I realized that I didn't fully respond to this since I didn't understand what you imply. I suppose you were also curious about conditional runs/change detection. That would indeed move to the main workflow. Though, the change detection itself can be separated out too, if needed. Either as a reusable workflow or as a composite action. We can solve this elegantly when the time comes.
@ambv I'll submit the PR shortly. In the meanwhile, I noticed a bug in the docs workflow that has existed there for a while and is being ignored almost silently — it's here python/cpython/actions/runs/4814439259/jobs/8572091258#step:9:3. There are two problems with that —
touch
does not get any args so it produces an error output. And a multiline shell script executed withoutset -eEuo pipefail
that keeps running after one of the commands in the middle failed, and the final outcome is the result of the very last instruction in that script.
Hmm, in that case there's no modified docs in the PR, so nothing to touch
and rebuild. It could be nicer and skip when there are no files.
But more importantly, since this PR was opened we've refactored it to touch via a Python script instead of the touch
command, so the behaviour may have changed too. Something to check in the other PR.
Hmm, in that case there's no modified docs in the PR, so nothing to touch and rebuild. It could be nicer and skip when there are no files.
Well, the main thing I wanted to point out was that it's best to avoid multicommand shell script steps, otherwise you have to remember to include the shell mode configuration that would help avoid introducing unnoticeable shell misbehaviors. The later implies extra cognitive load, through, so I prefer the former.

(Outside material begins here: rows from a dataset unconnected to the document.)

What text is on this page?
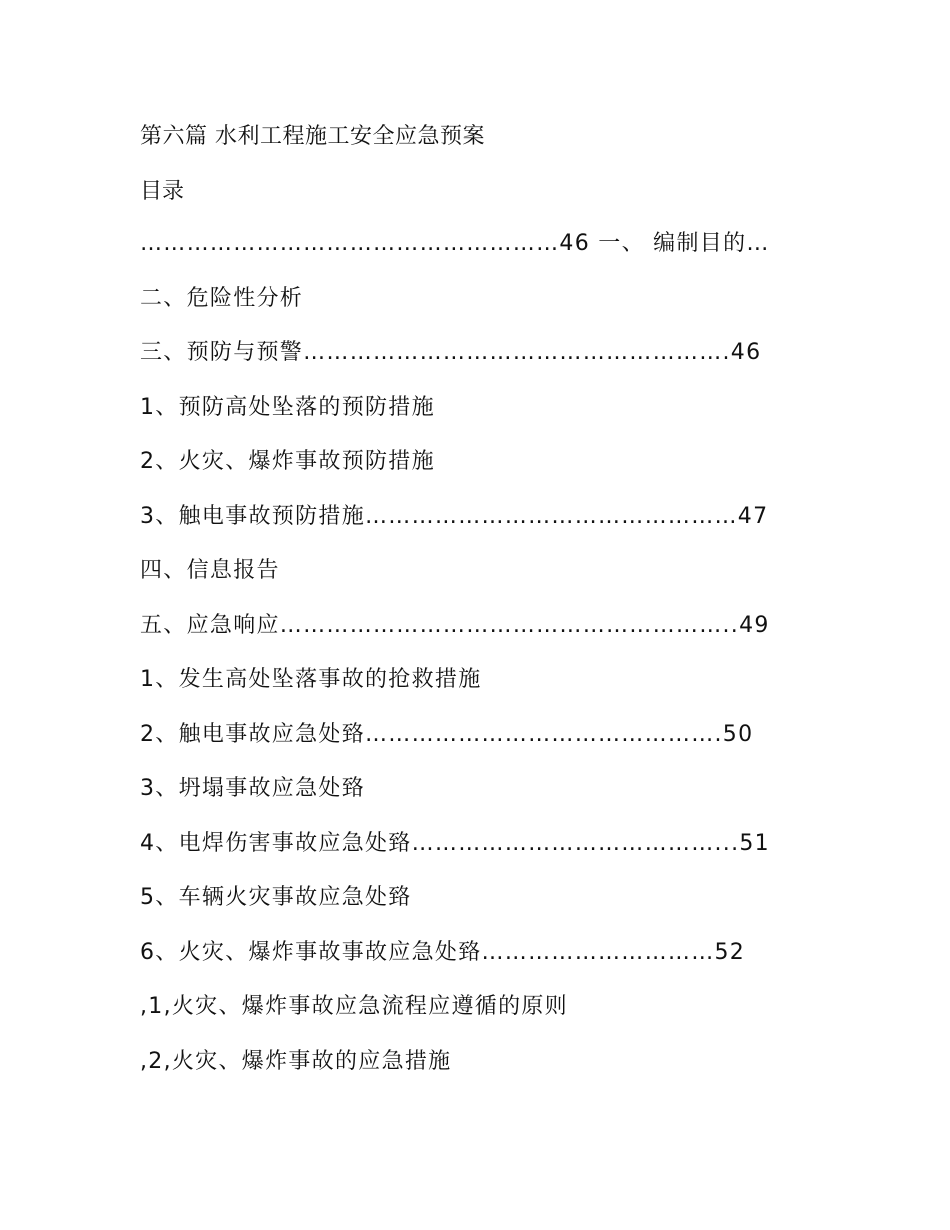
第六篇 水利工程施工安全应急预案
目录
………………………………………………46 一、 编制目的…
二、危险性分析
三、预防与预警……………………………………………….46
1、预防高处坠落的预防措施
2、火灾、爆炸事故预防措施
3、触电事故预防措施…………………………………………47
四、信息报告
五、应急响应…………………………………………………..49
1、发生高处坠落事故的抢救措施
2、触电事故应急处臵……………………………………….50
3、坍塌事故应急处臵
4、电焊伤害事故应急处臵…………………………………...51
5、车辆火灾事故应急处臵
6、火灾、爆炸事故事故应急处臵…………………………52
,1,火灾、爆炸事故应急流程应遵循的原则
,2,火灾、爆炸事故的应急措施
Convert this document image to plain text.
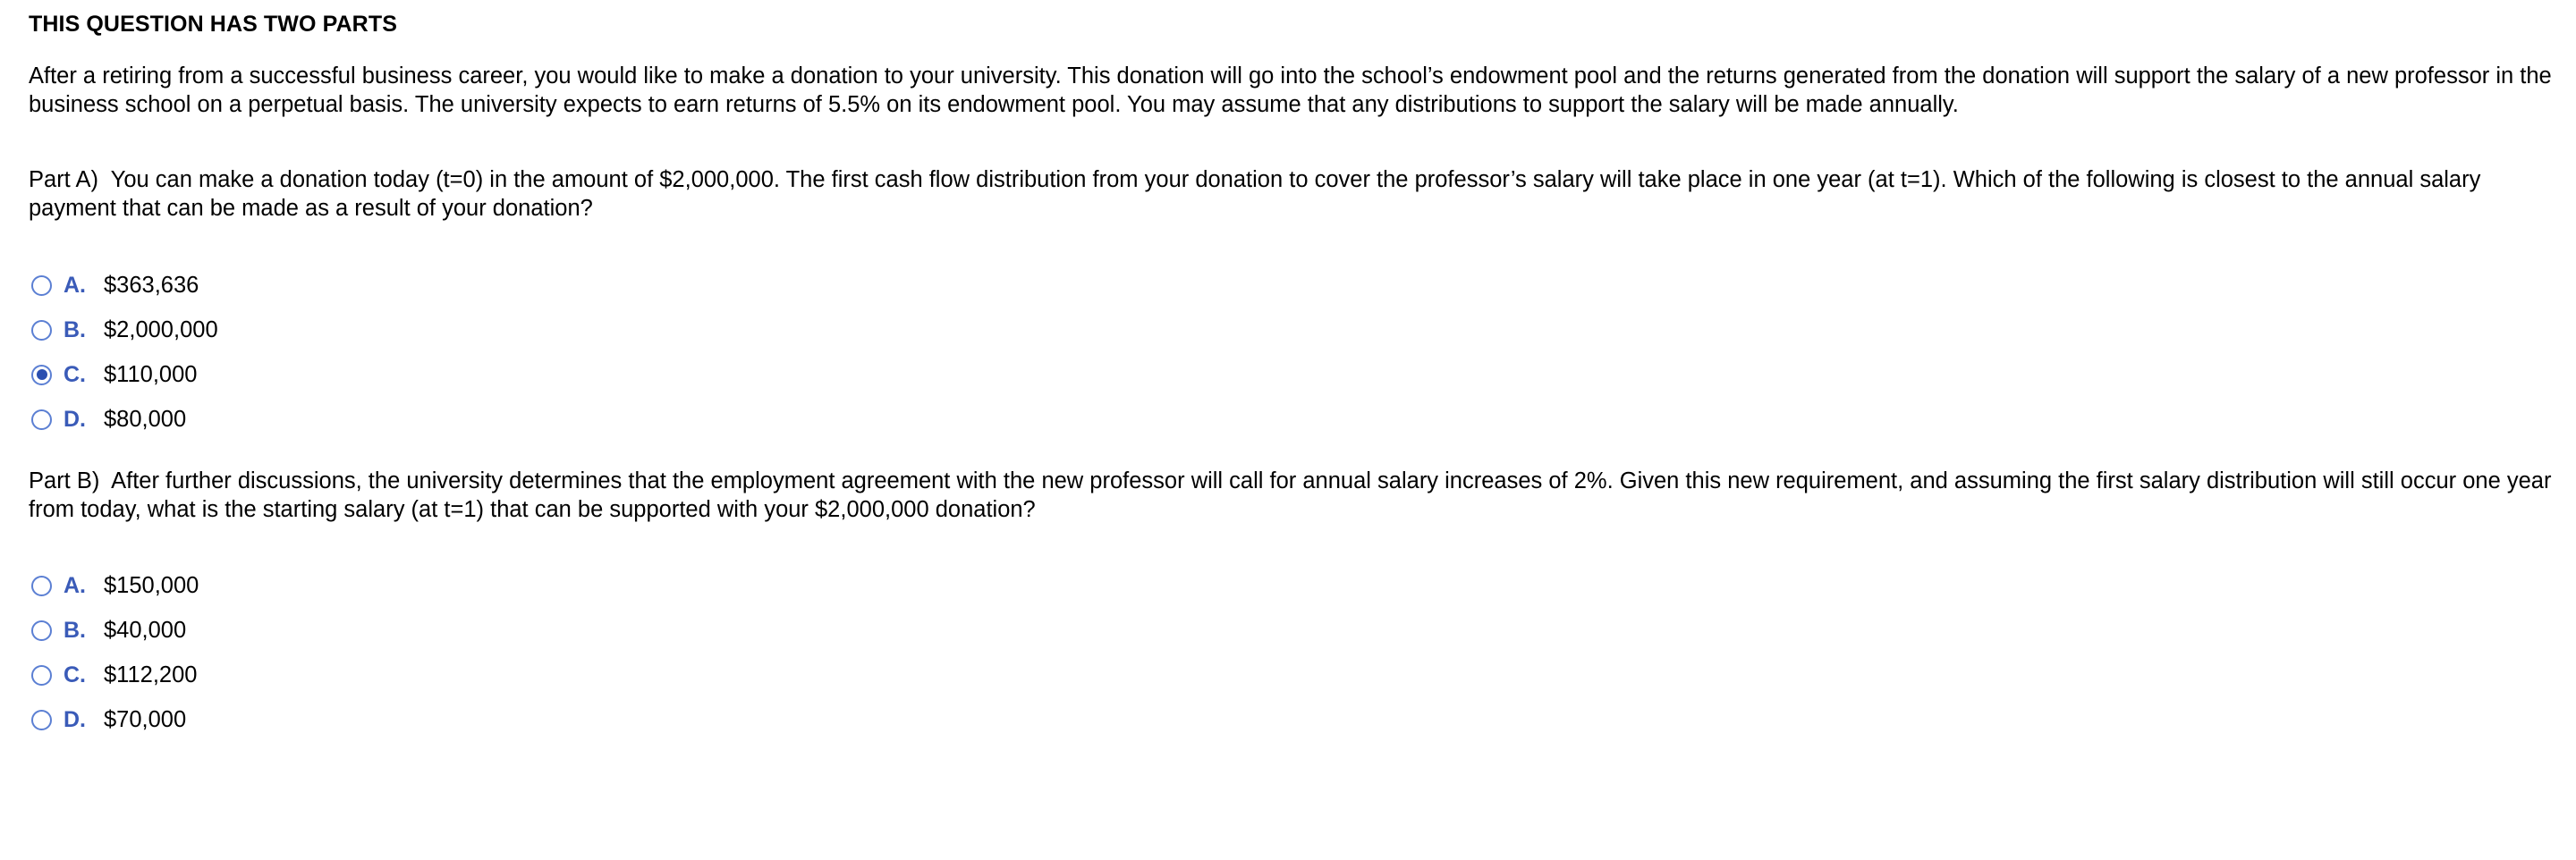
THIS QUESTION HAS TWO PARTS
After a retiring from a successful business career, you would like to make a donation to your university. This donation will go into the school’s endowment pool and the returns generated from the donation will support the salary of a new professor in the business school on a perpetual basis. The university expects to earn returns of 5.5% on its endowment pool. You may assume that any distributions to support the salary will be made annually.
Part A)  You can make a donation today (t=0) in the amount of $2,000,000. The first cash flow distribution from your donation to cover the professor’s salary will take place in one year (at t=1). Which of the following is closest to the annual salary payment that can be made as a result of your donation?
A. $363,636
B. $2,000,000
C. $110,000
D. $80,000
Part B)  After further discussions, the university determines that the employment agreement with the new professor will call for annual salary increases of 2%. Given this new requirement, and assuming the first salary distribution will still occur one year from today, what is the starting salary (at t=1) that can be supported with your $2,000,000 donation?
A. $150,000
B. $40,000
C. $112,200
D. $70,000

But more importantly, since this PR was opened we've refactored it to touch via a Python script instead of the touch command, so the behaviour may have changed too. Something to check in the other PR.
If that's the case, it's a good thing.
@ambv @hugovk I think this is ready.
@ambv @hugovk let's see if this is ready now...
@hugovk IIRC Łukasz and I talked about merging this PR but not changing the branch protection settings for a while so the check name would start being reported in the Checks widget on old PR updates, otherwise they'll get blocked until updated.
Thanks again!
GH-107114 is a backport of this pull request to the 3.12 branch.
GH-107115 is a backport of this pull request to the 3.11 branch.
UPD: this has been backported to 3.12 and 3.11 and the branch protection changed accordingly.